Module 8b - Graph Processing Flashcards
What is the motivation for Google Pregel?
- Many important data sets look like graphs.
- Some graph sets are massive, and computations can be parallelized
A Pregel computation consists of a sequence of iterations called a superstep.
What are the 6 things that occur during a superstep?
- Workers asynchronously execute a user-defined function on each vertex
- Vertices can receive messages sent in the previous superstep
- Vertices can modify their value, modify the values of their edges, as well as add/remove edges
- Vertices can send messages to be received in the next superstep
- Each vertex may also deactivate itself (i.e., vote to halt)
- An inactive vertex is reactivated when it receives a message
The model of computation in pregel is vertex-centric.

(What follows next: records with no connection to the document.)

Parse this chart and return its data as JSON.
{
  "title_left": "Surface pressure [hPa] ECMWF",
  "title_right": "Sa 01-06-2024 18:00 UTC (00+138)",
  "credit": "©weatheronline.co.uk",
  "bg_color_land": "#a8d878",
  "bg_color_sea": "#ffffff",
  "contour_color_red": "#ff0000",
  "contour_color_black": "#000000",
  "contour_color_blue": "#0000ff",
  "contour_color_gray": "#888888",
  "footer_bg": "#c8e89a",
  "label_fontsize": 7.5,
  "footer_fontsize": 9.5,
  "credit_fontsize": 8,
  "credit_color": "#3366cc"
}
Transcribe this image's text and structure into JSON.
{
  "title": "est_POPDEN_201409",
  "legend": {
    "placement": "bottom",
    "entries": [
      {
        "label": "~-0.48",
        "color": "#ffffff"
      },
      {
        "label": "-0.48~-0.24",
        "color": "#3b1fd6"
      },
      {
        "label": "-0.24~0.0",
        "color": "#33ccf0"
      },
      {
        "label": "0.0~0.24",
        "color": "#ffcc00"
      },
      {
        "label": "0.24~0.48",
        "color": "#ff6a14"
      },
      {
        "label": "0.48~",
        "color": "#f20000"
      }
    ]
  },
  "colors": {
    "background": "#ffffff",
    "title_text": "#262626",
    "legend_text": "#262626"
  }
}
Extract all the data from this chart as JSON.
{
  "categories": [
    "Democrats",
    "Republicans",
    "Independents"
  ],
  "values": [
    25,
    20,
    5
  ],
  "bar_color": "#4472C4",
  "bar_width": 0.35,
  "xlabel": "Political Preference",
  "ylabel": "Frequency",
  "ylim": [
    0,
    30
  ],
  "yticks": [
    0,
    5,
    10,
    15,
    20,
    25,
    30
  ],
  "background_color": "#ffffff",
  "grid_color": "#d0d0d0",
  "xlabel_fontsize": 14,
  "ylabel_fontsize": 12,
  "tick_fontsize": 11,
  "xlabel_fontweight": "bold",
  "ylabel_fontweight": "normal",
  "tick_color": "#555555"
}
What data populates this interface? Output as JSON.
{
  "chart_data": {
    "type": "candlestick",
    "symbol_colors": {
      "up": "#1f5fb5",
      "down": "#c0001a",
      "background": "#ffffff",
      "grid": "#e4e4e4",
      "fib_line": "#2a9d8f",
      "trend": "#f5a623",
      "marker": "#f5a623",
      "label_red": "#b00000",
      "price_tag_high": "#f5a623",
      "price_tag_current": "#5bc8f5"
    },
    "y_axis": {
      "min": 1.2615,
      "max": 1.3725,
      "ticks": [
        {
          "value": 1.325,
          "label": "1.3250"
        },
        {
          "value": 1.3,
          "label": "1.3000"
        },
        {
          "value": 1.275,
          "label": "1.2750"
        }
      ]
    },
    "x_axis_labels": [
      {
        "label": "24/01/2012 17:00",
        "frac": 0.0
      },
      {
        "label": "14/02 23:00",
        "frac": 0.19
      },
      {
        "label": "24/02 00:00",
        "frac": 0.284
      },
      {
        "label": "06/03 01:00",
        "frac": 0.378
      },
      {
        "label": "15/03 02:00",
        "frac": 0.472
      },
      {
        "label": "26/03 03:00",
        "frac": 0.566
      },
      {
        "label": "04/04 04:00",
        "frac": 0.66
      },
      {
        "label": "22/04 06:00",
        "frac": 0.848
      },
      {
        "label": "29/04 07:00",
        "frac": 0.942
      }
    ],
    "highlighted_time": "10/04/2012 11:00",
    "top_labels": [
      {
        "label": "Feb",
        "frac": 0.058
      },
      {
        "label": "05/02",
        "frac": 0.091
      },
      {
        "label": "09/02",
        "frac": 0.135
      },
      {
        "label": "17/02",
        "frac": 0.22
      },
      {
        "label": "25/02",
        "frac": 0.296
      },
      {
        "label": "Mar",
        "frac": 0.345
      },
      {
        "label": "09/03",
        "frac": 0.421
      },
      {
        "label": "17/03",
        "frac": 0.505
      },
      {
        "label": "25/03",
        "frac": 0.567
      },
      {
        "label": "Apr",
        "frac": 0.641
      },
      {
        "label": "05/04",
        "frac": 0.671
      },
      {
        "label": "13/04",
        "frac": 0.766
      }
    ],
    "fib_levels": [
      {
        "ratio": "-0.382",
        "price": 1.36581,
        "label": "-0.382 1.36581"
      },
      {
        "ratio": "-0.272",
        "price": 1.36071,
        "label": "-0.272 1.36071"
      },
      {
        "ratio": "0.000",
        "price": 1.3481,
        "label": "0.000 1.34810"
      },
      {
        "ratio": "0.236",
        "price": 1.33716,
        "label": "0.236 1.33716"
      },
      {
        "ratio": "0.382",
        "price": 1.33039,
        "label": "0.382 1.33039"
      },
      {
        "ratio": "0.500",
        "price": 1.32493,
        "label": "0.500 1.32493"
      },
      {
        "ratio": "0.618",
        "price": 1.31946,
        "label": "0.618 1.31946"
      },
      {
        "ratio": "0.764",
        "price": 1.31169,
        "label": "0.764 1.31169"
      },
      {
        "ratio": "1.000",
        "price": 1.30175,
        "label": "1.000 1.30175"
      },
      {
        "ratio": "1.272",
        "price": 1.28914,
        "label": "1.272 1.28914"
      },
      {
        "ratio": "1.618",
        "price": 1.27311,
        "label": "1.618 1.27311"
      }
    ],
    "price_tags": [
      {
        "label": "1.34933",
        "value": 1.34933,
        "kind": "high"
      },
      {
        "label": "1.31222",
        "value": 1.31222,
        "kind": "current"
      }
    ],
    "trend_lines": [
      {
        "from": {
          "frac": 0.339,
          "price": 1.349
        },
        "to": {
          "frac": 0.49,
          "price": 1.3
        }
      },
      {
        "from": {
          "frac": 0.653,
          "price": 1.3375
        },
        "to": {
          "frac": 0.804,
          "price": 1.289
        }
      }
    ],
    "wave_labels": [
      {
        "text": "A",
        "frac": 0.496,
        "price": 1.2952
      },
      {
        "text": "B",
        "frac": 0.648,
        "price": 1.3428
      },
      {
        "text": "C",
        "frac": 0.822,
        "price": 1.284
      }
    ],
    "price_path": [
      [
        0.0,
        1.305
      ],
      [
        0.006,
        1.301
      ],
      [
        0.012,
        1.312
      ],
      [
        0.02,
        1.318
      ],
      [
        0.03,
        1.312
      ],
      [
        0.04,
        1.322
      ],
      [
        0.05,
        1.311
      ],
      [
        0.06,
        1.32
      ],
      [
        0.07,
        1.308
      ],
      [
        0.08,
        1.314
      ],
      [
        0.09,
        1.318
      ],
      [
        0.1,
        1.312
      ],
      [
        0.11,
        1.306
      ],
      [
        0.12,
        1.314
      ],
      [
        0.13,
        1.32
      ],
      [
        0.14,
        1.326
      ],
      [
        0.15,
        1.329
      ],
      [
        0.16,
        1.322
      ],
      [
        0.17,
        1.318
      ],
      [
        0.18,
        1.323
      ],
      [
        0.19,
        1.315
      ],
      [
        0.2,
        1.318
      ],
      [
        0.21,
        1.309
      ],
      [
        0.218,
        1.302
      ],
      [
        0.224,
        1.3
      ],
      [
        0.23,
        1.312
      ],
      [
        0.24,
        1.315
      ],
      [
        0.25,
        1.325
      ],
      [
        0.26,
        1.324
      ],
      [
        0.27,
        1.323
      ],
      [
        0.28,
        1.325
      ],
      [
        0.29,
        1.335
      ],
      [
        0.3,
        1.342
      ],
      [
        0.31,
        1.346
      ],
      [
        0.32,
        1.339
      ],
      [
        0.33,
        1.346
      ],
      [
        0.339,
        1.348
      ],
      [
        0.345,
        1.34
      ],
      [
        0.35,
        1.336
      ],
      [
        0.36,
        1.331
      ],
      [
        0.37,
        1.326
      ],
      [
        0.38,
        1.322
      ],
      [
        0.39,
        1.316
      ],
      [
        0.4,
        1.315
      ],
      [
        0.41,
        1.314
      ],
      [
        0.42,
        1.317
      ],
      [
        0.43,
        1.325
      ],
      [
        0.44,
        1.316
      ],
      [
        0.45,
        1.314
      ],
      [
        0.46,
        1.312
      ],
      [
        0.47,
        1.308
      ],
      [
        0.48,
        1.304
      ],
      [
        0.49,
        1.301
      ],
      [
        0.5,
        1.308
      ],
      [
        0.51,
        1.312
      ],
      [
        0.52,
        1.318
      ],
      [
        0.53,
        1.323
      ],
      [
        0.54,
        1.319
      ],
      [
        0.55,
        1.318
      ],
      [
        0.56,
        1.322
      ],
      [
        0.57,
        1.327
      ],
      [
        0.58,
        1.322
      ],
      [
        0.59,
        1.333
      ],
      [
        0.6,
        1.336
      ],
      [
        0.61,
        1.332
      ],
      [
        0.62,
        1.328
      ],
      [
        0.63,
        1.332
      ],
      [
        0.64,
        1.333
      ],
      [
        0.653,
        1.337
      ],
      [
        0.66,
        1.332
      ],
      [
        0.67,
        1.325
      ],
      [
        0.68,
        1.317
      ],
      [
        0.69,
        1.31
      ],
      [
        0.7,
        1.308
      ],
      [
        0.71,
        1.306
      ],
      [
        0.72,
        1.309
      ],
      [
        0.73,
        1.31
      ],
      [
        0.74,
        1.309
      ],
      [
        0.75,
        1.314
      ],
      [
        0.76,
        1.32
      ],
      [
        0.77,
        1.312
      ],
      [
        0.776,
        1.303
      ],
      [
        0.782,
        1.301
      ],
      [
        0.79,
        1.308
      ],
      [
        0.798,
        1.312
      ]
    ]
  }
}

What does this mean?
“think like a vertex”
During a superstep in pregel, what can a vertex do?
- A vertex can read messages sent to it in superstep S − 1,
- A vertex can send messages to other vertices that will be received at superstep S + 1
- A vertex can modify the state of V and its outgoing edges.
What does pregel maintain in the state for each vertex?
- A problem specific value (ex: PageRank value)
- A list of messages sent to the vertex
- A list of outgoing edges
- A binary active/inactive state
In pregel, supersteps are computed _______, whereas workers compute _______ within each superstep, and communicate in _______ supersteps
synchronously
asynchronously
between
What is a vertex partition in Pregel?
A subset of a directed graph’s vertices. Each worker is responsible for a vertex partition
In Pregel, vertices can be either “active” or “inactive”.
How does a vertex switch from active to inactive? vice versa?
- If an active vertex votes to halt, then it becomes inactive
- If an inactive vertex receives a message, then it becomes active
When does the pregel program stop executing?
A distributed execution stops when all vertices are inactive and where are no more messages to process
Do computing units (vertices) in Pregel use shared memory?
No. They use message passing. Each vertex uses message passing to communicate with other vertices
Upon initialization of a Pregel program, how is vertex ownership determined?
- The vertex ownership is determined by a partitioner, which by default is a simple hash function over vertices.
- This ensures a fairly even distribution of data across workers, but does not always balance the computation
In Pregel, what does a worker do upon initialization?
- Each worker reads its section of the input
- Stores vertices that belong to it
- Forwards the remaining vertices to the appropriate workers
In Pregel, what does the master do upon initialization?
- Assigns a section of the input to each worker, (similarly to the way input splits are determined in Hadoop)
Upon initialization of the Pregel program, can the user override the default partitioning scheme?
Yes, it can be overwritten to exploit locality by co-locating graph components or dense subgraphs
In Pregel, combiners are supported (similar to Hadoop).
What is the benefit of combiners in Pregel? What is the drawback?
- Combiners reduce the amount of data exchanged over the network and the number of messages
- This trades CPI cycles against network I/O